Er seufzte, legte die Müllsäcke auf dem Schreibtischstuhl ab, dessen Sitzfläche frei war, und begann mit dem Abziehen der Bettwäsche. Wenn er sie jetzt gleich in die Waschmaschine steckte und danach direkt in den Trockner, bestand eine realistische Chance, sie nach dem Frühjahrsputz direkt wieder aufziehen zu können. Dann konnte er sich das Zusammenlegen sparen.

Glücklicherweise war sein eiliger Abstecher ins Bad und zur Waschmaschine unbemerkt geblieben und ein Blick aus dem Badezimmerfenster auf den Hinterhof hatte ihm gezeigt, dass Schuldig definitiv noch nicht zurück war. Sein Wagen war es nämlich auch nicht.
Nichtsdestotrotz atmete er erst auf, als er seine Zimmertür erneut hinter sich abgeschlossen hatte. Jetzt würde er sich zuerst dem Inhalt des Kleiderschranks widmen…


11. oranger Pullover
Nein, Erinnerungsstücke an glücklichere Familienzeiten kamen ganz bestimmt nicht in den Müll, das kam gar nicht in Frage, völlig egal, ob sie sich nun mit der Farbe seiner Haare bissen oder längst aus der Mode waren oder nicht! Und dieser Pullover war obendrein das einzige, was er aus den Trümmern des Hauses noch hatte retten können, vermutlich auch nur, weil er ihn am Vormittag in der Waschmaschine vergessen hatte.

12. weiße Netzstrümpfe
Die hat Schuldig ihm zum Valentinstag geschenkt – statt Schokolade – und er hatte sie ihm zuliebe nach einiger Überwindung doch angezogen, aber der Telepath hatte natürlich nichts Besseres zu tun, als in lautes Gelächter auszubrechen und zu verkünden, dass er mit den Dingern aussähe wie ein mit Bindfaden umwickelter Schweinebraten – er hatte nie weniger Lust auf Sex gehabt als an dem Abend.

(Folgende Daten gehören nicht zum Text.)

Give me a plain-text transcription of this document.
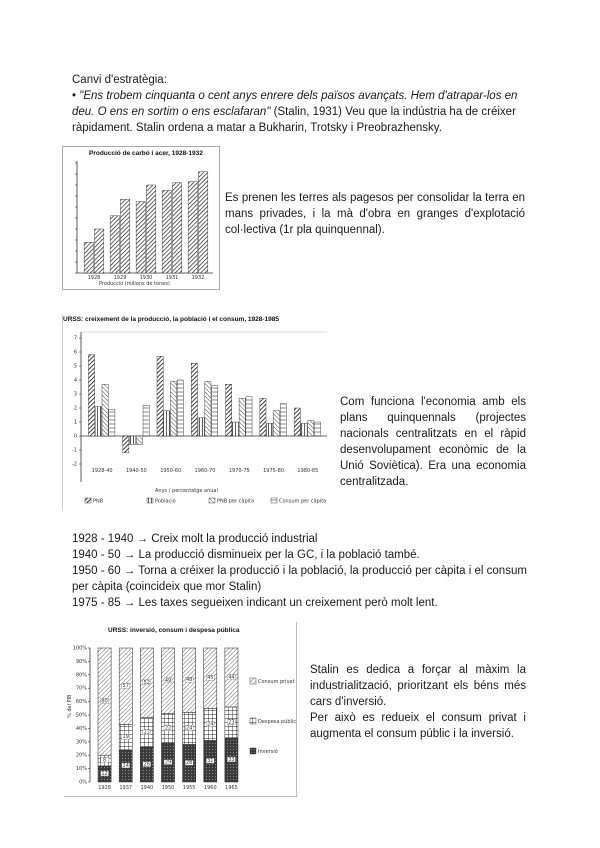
Canvi d'estratègia:
• "Ens trobem cinquanta o cent anys enrere dels països avançats. Hem d'atrapar-los en deu. O ens en sortim o ens esclafaran" (Stalin, 1931) Veu que la indústria ha de créixer ràpidament. Stalin ordena a matar a Bukharin, Trotsky i Preobrazhensky.
Producció de carbó i acer, 1928-1932
1928	1929	1930	1931	1932
Producció (milions de tones)
Es prenen les terres als pagesos per consolidar la terra en mans privades, i la mà d'obra en granges d'explotació col·lectiva (1r pla quinquennal).
URSS: creixement de la producció, la població i el consum, 1928-1985
-2
-1
0
1
2
3
4
5
6
7
1928-40	1940-50	1950-60	1960-70	1970-75	1975-80	1980-85
Anys / percentatge anual
PNB	Població	PNB per càpita	Consum per càpita
Com funciona l'economia amb els plans quinquennals (projectes nacionals centralitzats en el ràpid desenvolupament econòmic de la Unió Soviètica). Era una economia centralitzada.
1928 - 1940 → Creix molt la producció industrial
1940 - 50 → La producció disminueix per la GC, i la població també.
1950 - 60 → Torna a créixer la producció i la població, la producció per càpita i el consum per càpita (coincideix que mor Stalin)
1975 - 85 → Les taxes segueixen indicant un creixement però molt lent.
URSS: inversió, consum i despesa pública
% del PIB
0%
10%
20%
30%
40%
50%
60%
70%
80%
90%
100%
12
8
80
1928
24
19
57
1937
26
22
52
1940
29
22
49
1950
28
24
48
1955
31
24
45
1960
33
23
44
1965
Consum privat
Despesa pública
Inversió
Stalin es dedica a forçar al màxim la industrialització, prioritzant els béns més cars d'inversió.
Per això es redueix el consum privat i augmenta el consum públic i la inversió.
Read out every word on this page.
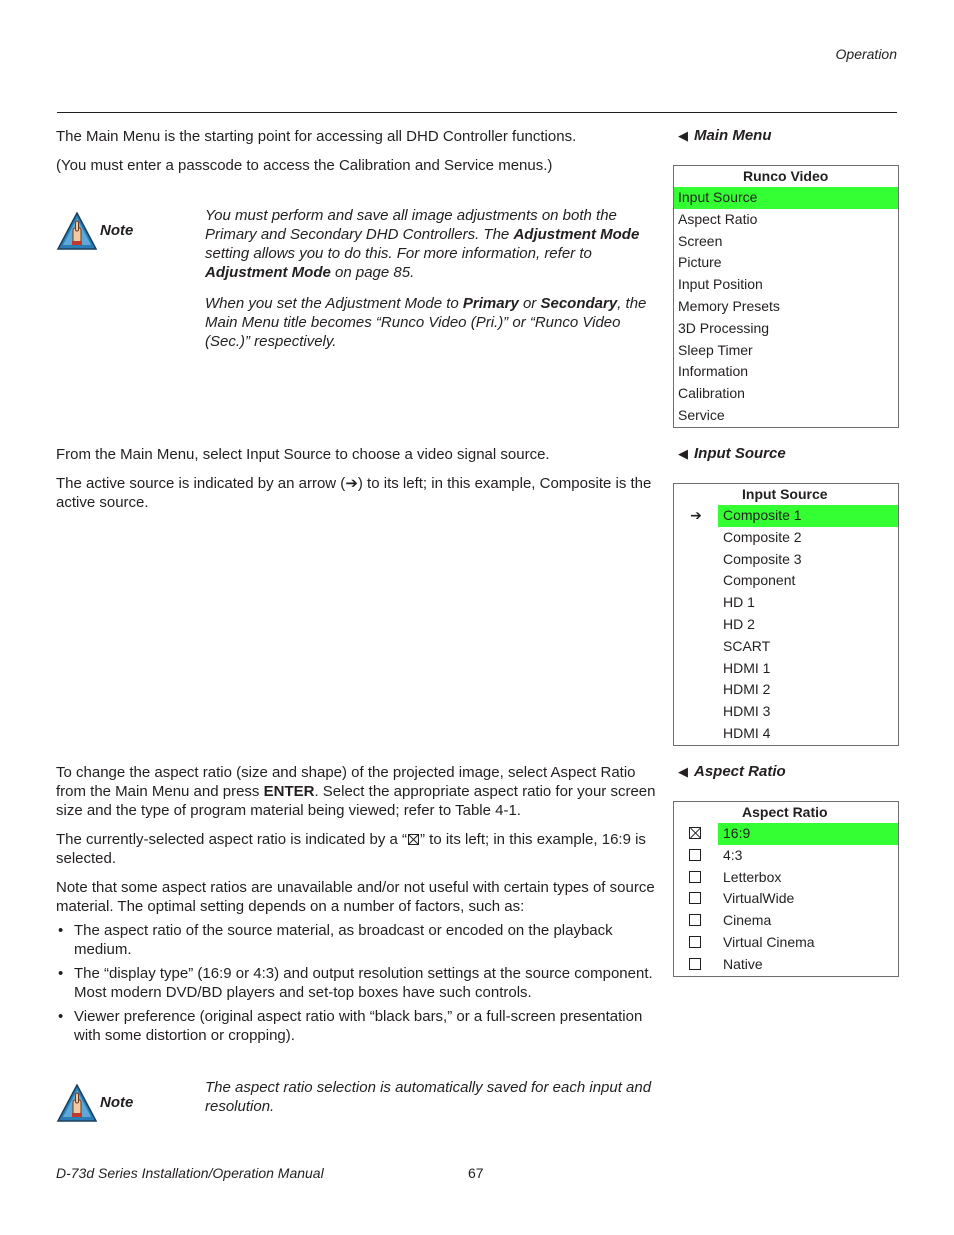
Operation
◀ Main Menu

The Main Menu is the starting point for accessing all DHD Controller functions.

(You must enter a passcode to access the Calibration and Service menus.)

Note

You must perform and save all image adjustments on both the Primary and Secondary DHD Controllers. The Adjustment Mode setting allows you to do this. For more information, refer to Adjustment Mode on page 85.

When you set the Adjustment Mode to Primary or Secondary, the Main Menu title becomes “Runco Video (Pri.)” or “Runco Video (Sec.)” respectively.

Runco Video
Input Source
Aspect Ratio
Screen
Picture
Input Position
Memory Presets
3D Processing
Sleep Timer
Information
Calibration
Service
◀ Input Source

From the Main Menu, select Input Source to choose a video signal source.

The active source is indicated by an arrow (➔) to its left; in this example, Composite is the active source.	Input Source
➔	Composite 1
Composite 2
Composite 3
Component
HD 1
HD 2
SCART
HDMI 1
HDMI 2
HDMI 3
HDMI 4
◀ Aspect Ratio

To change the aspect ratio (size and shape) of the projected image, select Aspect Ratio from the Main Menu and press ENTER. Select the appropriate aspect ratio for your screen size and the type of program material being viewed; refer to Table 4-1.

The currently-selected aspect ratio is indicated by a “ ” to its left; in this example, 16:9 is selected.

Note that some aspect ratios are unavailable and/or not useful with certain types of source material. The optimal setting depends on a number of factors, such as:

• The aspect ratio of the source material, as broadcast or encoded on the playback medium.
• The “display type” (16:9 or 4:3) and output resolution settings at the source component. Most modern DVD/BD players and set-top boxes have such controls.
• Viewer preference (original aspect ratio with “black bars,” or a full-screen presentation with some distortion or cropping).
Aspect Ratio
16:9
4:3
Letterbox
VirtualWide
Cinema
Virtual Cinema
Native
Note

The aspect ratio selection is automatically saved for each input and resolution.

D-73d Series Installation/Operation Manual	67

Die Netzstrümpfe fanden ihren Weg in den ersten Müllsack. Sollte Schuldig je nach ihnen fragen, dann… Ach, egal. Er würde die Antwort auf seine Laune ankommen lassen. Ausnahmsweise.

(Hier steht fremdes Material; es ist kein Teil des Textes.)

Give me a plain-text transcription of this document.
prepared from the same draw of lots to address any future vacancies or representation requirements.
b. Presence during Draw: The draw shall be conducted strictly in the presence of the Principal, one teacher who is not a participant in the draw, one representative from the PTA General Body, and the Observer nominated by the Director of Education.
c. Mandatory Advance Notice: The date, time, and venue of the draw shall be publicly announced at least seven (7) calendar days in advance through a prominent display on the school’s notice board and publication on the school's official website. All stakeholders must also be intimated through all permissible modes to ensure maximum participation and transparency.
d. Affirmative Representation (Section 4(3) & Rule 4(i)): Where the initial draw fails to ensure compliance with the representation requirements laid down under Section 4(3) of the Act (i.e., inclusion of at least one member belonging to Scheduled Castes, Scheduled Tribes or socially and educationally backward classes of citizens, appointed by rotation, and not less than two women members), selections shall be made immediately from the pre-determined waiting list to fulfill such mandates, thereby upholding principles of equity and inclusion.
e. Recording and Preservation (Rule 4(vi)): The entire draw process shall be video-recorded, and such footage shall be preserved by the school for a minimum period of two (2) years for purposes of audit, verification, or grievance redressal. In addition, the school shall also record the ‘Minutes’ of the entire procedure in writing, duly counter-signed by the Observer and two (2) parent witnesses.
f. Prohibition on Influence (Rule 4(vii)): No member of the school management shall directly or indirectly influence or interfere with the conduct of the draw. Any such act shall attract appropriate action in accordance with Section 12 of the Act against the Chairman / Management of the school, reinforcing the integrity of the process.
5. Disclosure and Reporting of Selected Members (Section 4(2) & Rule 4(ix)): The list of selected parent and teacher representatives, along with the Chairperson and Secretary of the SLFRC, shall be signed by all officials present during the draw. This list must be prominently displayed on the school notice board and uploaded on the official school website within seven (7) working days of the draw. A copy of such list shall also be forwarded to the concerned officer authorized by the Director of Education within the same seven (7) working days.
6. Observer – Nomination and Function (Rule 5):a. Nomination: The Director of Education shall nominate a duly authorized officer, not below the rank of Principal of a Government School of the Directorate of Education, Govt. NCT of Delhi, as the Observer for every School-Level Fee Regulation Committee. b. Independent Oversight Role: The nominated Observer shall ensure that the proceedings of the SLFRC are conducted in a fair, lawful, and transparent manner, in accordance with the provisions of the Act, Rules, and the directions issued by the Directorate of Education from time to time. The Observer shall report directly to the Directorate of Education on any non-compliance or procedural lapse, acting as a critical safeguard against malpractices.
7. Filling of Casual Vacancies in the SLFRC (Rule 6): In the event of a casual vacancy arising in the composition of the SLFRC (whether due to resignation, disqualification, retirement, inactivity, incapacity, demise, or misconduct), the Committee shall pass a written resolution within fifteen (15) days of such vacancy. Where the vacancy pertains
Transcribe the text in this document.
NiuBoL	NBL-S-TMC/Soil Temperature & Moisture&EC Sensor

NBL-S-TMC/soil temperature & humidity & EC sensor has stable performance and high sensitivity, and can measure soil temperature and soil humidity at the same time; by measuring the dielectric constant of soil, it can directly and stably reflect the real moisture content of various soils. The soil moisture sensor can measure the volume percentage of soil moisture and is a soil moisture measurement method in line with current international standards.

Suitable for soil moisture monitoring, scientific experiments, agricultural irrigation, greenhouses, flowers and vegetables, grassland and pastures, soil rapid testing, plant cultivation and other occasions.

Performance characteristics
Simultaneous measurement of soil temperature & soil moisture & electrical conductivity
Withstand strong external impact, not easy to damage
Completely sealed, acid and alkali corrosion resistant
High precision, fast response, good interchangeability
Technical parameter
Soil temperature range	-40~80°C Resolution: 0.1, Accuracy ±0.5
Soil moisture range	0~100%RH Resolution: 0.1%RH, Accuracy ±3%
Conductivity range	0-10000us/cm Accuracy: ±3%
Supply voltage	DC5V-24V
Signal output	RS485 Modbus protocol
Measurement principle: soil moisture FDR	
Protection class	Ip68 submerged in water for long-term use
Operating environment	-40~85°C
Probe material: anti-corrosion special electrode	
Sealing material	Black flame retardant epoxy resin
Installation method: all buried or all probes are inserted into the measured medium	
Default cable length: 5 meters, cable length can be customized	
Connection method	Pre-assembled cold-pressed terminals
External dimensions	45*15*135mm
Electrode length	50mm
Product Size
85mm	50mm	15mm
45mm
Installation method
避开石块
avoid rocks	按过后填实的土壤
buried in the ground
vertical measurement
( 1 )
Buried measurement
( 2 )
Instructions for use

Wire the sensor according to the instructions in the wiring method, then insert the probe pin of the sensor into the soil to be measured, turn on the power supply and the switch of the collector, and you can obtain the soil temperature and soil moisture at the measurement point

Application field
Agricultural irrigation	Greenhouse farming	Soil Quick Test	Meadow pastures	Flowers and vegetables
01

13. diverse T-Shirts mit Schnürung am Halsausschnitt
Die waren allesamt noch gut in Schuss, obwohl er sie damals als Sonderangebot unter Sonderangeboten gekauft hatte, aber er hatte an jeder nur erdenklichen Stelle sparen müssen, nachdem Takatori seine Eltern ermordet und Aya auf die Intensivstation gebracht hatte. Die Kosten für die Beerdigung hatten die Ersparnisse verschlungen und Ayas Behandlung tat das weiterhin, sodass ans Sparen nicht zu denken war. An unnötige Ausgaben genauso wenig. Neue T-Shirts mussten warten, bis die alten nicht mehr taugten, ganz gleich, ob Yohji und Schuldig sich darüber lustig machten.

14. ein Schuhkarton mit löchrigen Strümpfen
Dieselbe Krux wie mit den T-Shirts in Bezug auf seine Finanzen, nur mit dem Unterschied, dass er sich für die Strümpfe etwas Zeit verschaffen musste – Zeit, in der ihn niemand nervte –, um sie zu stopfen.

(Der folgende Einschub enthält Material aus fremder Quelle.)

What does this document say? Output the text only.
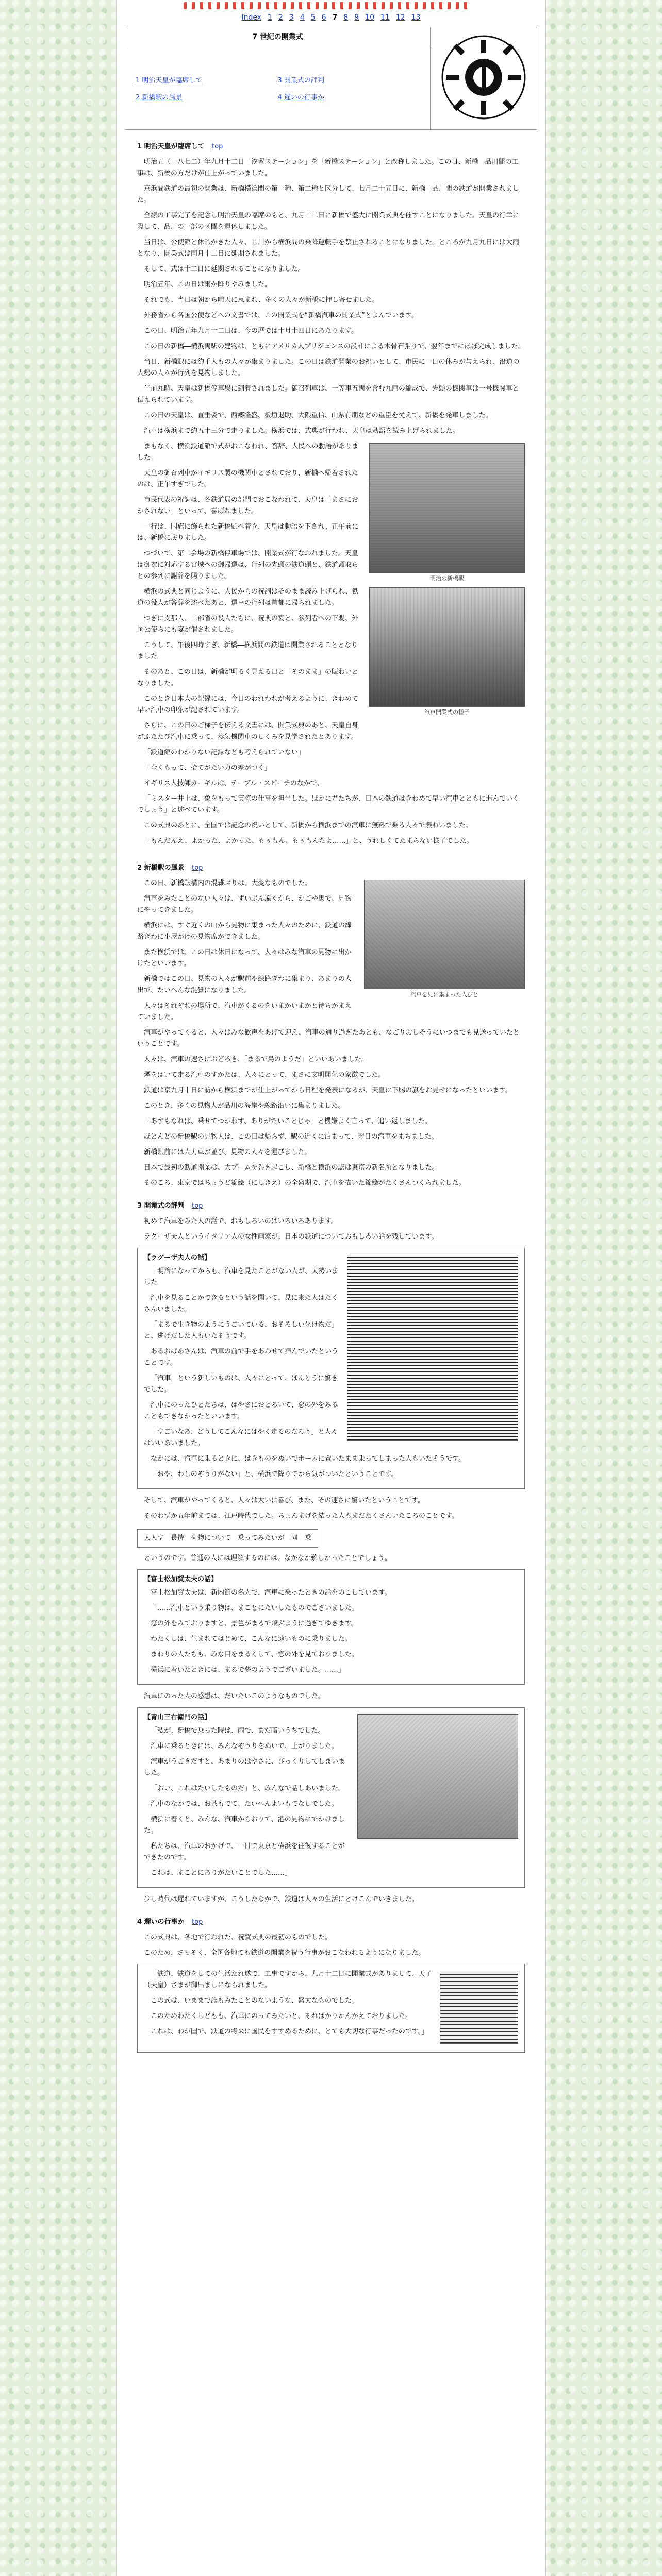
Index 1 2 3 4 5 6 7 8 9 10 11 12 13
7 世紀の開業式	

1 明治天皇が臨席して	3 開業式の評判
2 新橋駅の風景	4 遅いの行事か
1 明治天皇が臨席して top

明治五（一八七二）年九月十二日「汐留ステーション」を「新橋ステーション」と改称しました。この日、新橋―品川間の工事は、新橋の方だけが仕上がっていました。

京浜間鉄道の最初の開業は、新橋横浜間の第一種、第二種と区分して、七月二十五日に、新橋―品川間の鉄道が開業されました。

全線の工事完了を記念し明治天皇の臨席のもと、九月十二日に新橋で盛大に開業式典を催すことになりました。天皇の行幸に際して、品川の一部の区間を運休しました。

当日は、公使館と休暇がきた人々、品川から横浜間の乗降運転手を禁止されることになりました。ところが九月九日には大雨となり、開業式は同月十二日に延期されました。

そして、式は十二日に延期されることになりました。

明治五年、この日は雨が降りやみました。

それでも、当日は朝から晴天に恵まれ、多くの人々が新橋に押し寄せました。

外務省から各国公使などへの文書では、この開業式を“新橋汽車の開業式”とよんでいます。

この日、明治五年九月十二日は、今の暦では十月十四日にあたります。

この日の新橋―横浜両駅の建物は、ともにアメリカ人ブリジェンスの設計による木骨石張りで、翌年までにほぼ完成しました。

当日、新橋駅には約千人もの人々が集まりました。この日は鉄道開業のお祝いとして、市民に一日の休みが与えられ、沿道の大勢の人々が行列を見物しました。

午前九時、天皇は新橋停車場に到着されました。御召列車は、一等車五両を含む九両の編成で、先頭の機関車は一号機関車と伝えられています。

この日の天皇は、直垂姿で、西郷隆盛、板垣退助、大隈重信、山県有朋などの重臣を従えて、新橋を発車しました。

汽車は横浜まで約五十三分で走りました。横浜では、式典が行われ、天皇は勅語を読み上げられました。

明治の新橋駅
汽車開業式の様子

まもなく、横浜鉄道館で式がおこなわれ、答辞、人民への勅語がありました。

天皇の御召列車がイギリス製の機関車とされており、新橋へ帰着されたのは、正午すぎでした。

市民代表の祝詞は、各鉄道局の部門でおこなわれて、天皇は「まさにおかされない」といって、喜ばれました。

一行は、国旗に飾られた新橋駅へ着き、天皇は勅語を下され、正午前には、新橋に戻りました。

つづいて、第二会場の新橋停車場では、開業式が行なわれました。天皇は御衣に対応する宮城への御帰還は、行列の先頭の鉄道頭と、鉄道頭取らとの参列に謝辞を賜りました。

横浜の式典と同じように、人民からの祝詞はそのまま読み上げられ、鉄道の役人が答辞を述べたあと、還幸の行列は首都に帰られました。

つぎに支那人、工部省の役人たちに、祝典の宴と、参列者への下賜、外国公使らにも宴が催されました。

こうして、午後四時すぎ、新橋―横浜間の鉄道は開業されることとなりました。

そのあと、この日は、新橋が明るく見える日と「そのまま」の賑わいとなりました。

このとき日本人の記録には、今日のわれわれが考えるように、きわめて早い汽車の印象が記されています。

さらに、この日のご様子を伝える文書には、開業式典のあと、天皇自身がふたたび汽車に乗って、蒸気機関車のしくみを見学されたとあります。

「鉄道館のわかりない記録なども考えられていない」

「全くもって、拾てがたい力の差がつく」

イギリス人技師カーギルは、テーブル・スピーチのなかで、

「ミスター井上は、象をもって実際の仕事を担当した。ほかに君たちが、日本の鉄道はきわめて早い汽車とともに進んでいくでしょう」と述べています。

この式典のあとに、全国では記念の祝いとして、新橋から横浜までの汽車に無料で乗る人々で賑わいました。

「もんだんえ、よかった、よかった、もぅもん、もぅもんだよ……」と、うれしくてたまらない様子でした。

2 新橋駅の風景 top
汽車を見に集まった人びと

この日、新橋駅構内の混雑ぶりは、大変なものでした。

汽車をみたことのない人々は、ずいぶん遠くから、かごや馬で、見物にやってきました。

横浜には、すぐ近くの山から見物に集まった人々のために、鉄道の線路ぎわに小屋がけの見物席ができました。

また横浜では、この日は休日になって、人々はみな汽車の見物に出かけたといいます。

新橋ではこの日、見物の人々が駅前や線路ぎわに集まり、あまりの人出で、たいへんな混雑になりました。

人々はそれぞれの場所で、汽車がくるのをいまかいまかと待ちかまえていました。

汽車がやってくると、人々はみな歓声をあげて迎え、汽車の通り過ぎたあとも、なごりおしそうにいつまでも見送っていたということです。

人々は、汽車の速さにおどろき、「まるで鳥のようだ」といいあいました。

煙をはいて走る汽車のすがたは、人々にとって、まさに文明開化の象徴でした。

鉄道は京九月十日に訪から横浜までが仕上がってから日程を発表になるが、天皇に下賜の旗をお見せになったといいます。

このとき、多くの見物人が品川の海岸や線路沿いに集まりました。

「あすもなれば、乗せてつかわす、ありがたいことじゃ」と機嫌よく言って、追い返しました。

ほとんどの新橋駅の見物人は、この日は帰らず、駅の近くに泊まって、翌日の汽車をまちました。

新橋駅前には人力車が並び、見物の人々を運びました。

日本で最初の鉄道開業は、大ブームを巻き起こし、新橋と横浜の駅は東京の新名所となりました。

そのころ、東京ではちょうど錦絵（にしきえ）の全盛期で、汽車を描いた錦絵がたくさんつくられました。

3 開業式の評判 top

初めて汽車をみた人の話で、おもしろいのはいろいろあります。

ラグーザ夫人というイタリア人の女性画家が、日本の鉄道についておもしろい話を残しています。

【ラグーザ夫人の話】

「明治になってからも、汽車を見たことがない人が、大勢いました。

汽車を見ることができるという話を聞いて、見に来た人はたくさんいました。

「まるで生き物のようにうごいている、おそろしい化け物だ」と、逃げだした人もいたそうです。

あるおばあさんは、汽車の前で手をあわせて拝んでいたということです。

「汽車」という新しいものは、人々にとって、ほんとうに驚きでした。

汽車にのったひとたちは、はやさにおどろいて、窓の外をみることもできなかったといいます。

「すごいなあ、どうしてこんなにはやく走るのだろう」と人々はいいあいました。

なかには、汽車に乗るときに、はきものをぬいでホームに置いたまま乗ってしまった人もいたそうです。

「おや、わしのぞうりがない」と、横浜で降りてから気がついたということです。

そして、汽車がやってくると、人々は大いに喜び、また、その速さに驚いたということです。

そのわずか五年前までは、江戸時代でした。ちょんまげを結った人もまだたくさんいたころのことです。

大人す　長持　荷物について　乗ってみたいが　同　乗

というのです。普通の人には理解するのには、なかなか難しかったことでしょう。

【富士松加賀太夫の話】

富士松加賀太夫は、新内節の名人で、汽車に乗ったときの話をのこしています。

「……汽車という乗り物は、まことにたいしたものでございました。

窓の外をみておりますと、景色がまるで飛ぶように過ぎてゆきます。

わたくしは、生まれてはじめて、こんなに速いものに乗りました。

まわりの人たちも、みな目をまるくして、窓の外を見ておりました。

横浜に着いたときには、まるで夢のようでございました。……」

汽車にのった人の感想は、だいたいこのようなものでした。

【青山三右衛門の話】

「私が、新橋で乗った時は、雨で、まだ暗いうちでした。

汽車に乗るときには、みんなぞうりをぬいで、上がりました。

汽車がうごきだすと、あまりのはやさに、びっくりしてしまいました。

「おい、これはたいしたものだ」と、みんなで話しあいました。

汽車のなかでは、お茶もでて、たいへんよいもてなしでした。

横浜に着くと、みんな、汽車からおりて、港の見物にでかけました。

私たちは、汽車のおかげで、一日で東京と横浜を往復することができたのです。

これは、まことにありがたいことでした……」

少し時代は遅れていますが、こうしたなかで、鉄道は人々の生活にとけこんでいきました。

4 遅いの行事か top

この式典は、各地で行われた、祝賀式典の最初のものでした。

このため、さっそく、全国各地でも鉄道の開業を祝う行事がおこなわれるようになりました。

「鉄道、鉄道をしての生活たれ遂で、工事ですから、九月十二日に開業式がありまして、天子（天皇）さまが御出ましになられました。

この式は、いままで誰もみたことのないような、盛大なものでした。

このためわたくしどもも、汽車にのってみたいと、そればかりかんがえておりました。

これは、わが国で、鉄道の将来に国民をすすめるために、とても大切な行事だったのです。」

15. eine alte Keksdose mit Nähzeug
Nähgarn und Stopfgarn in schwarz, weiß, dunkelblau, dunkelbraun und grau, Nähnadeln und Stopfnadeln, ein Stopfpilz, ein Fingerhut und eine Schere. Die Grundausstattung für alle kleinen Reparaturen an Kleidungsstücken, die im Alltag anfallen konnten.

Er sah noch einmal den Schuhkarton mit den löchrigen Strümpfen durch, um sicherzustellen, dass er auch Stopfgarn in allen benötigten Farben hatte. Kaum etwas würde ihn mehr ärgern, als Strümpfe mit Garn in einer Farbe stopfen zu müssen, die auf den ersten Blick auffiel. Aber es war alles da. Wenn es sein musste, kaufte er Strümpfe ja ganz allgemein nur in dunklen, gedeckten Farben.
Aber er würde sich hüten, einem der anderen davon zu erzählen! Sonst stand er am Ende noch mit ganzen Haufen von Flickwäsche da und das kam gar nicht in Frage! Es war schon schlimm genug, dass es jedes Mal aufs Neue zu Diskussionen führte, wenn sie für irgendwelche Undercover-Einsätze Hemden bügeln mussten!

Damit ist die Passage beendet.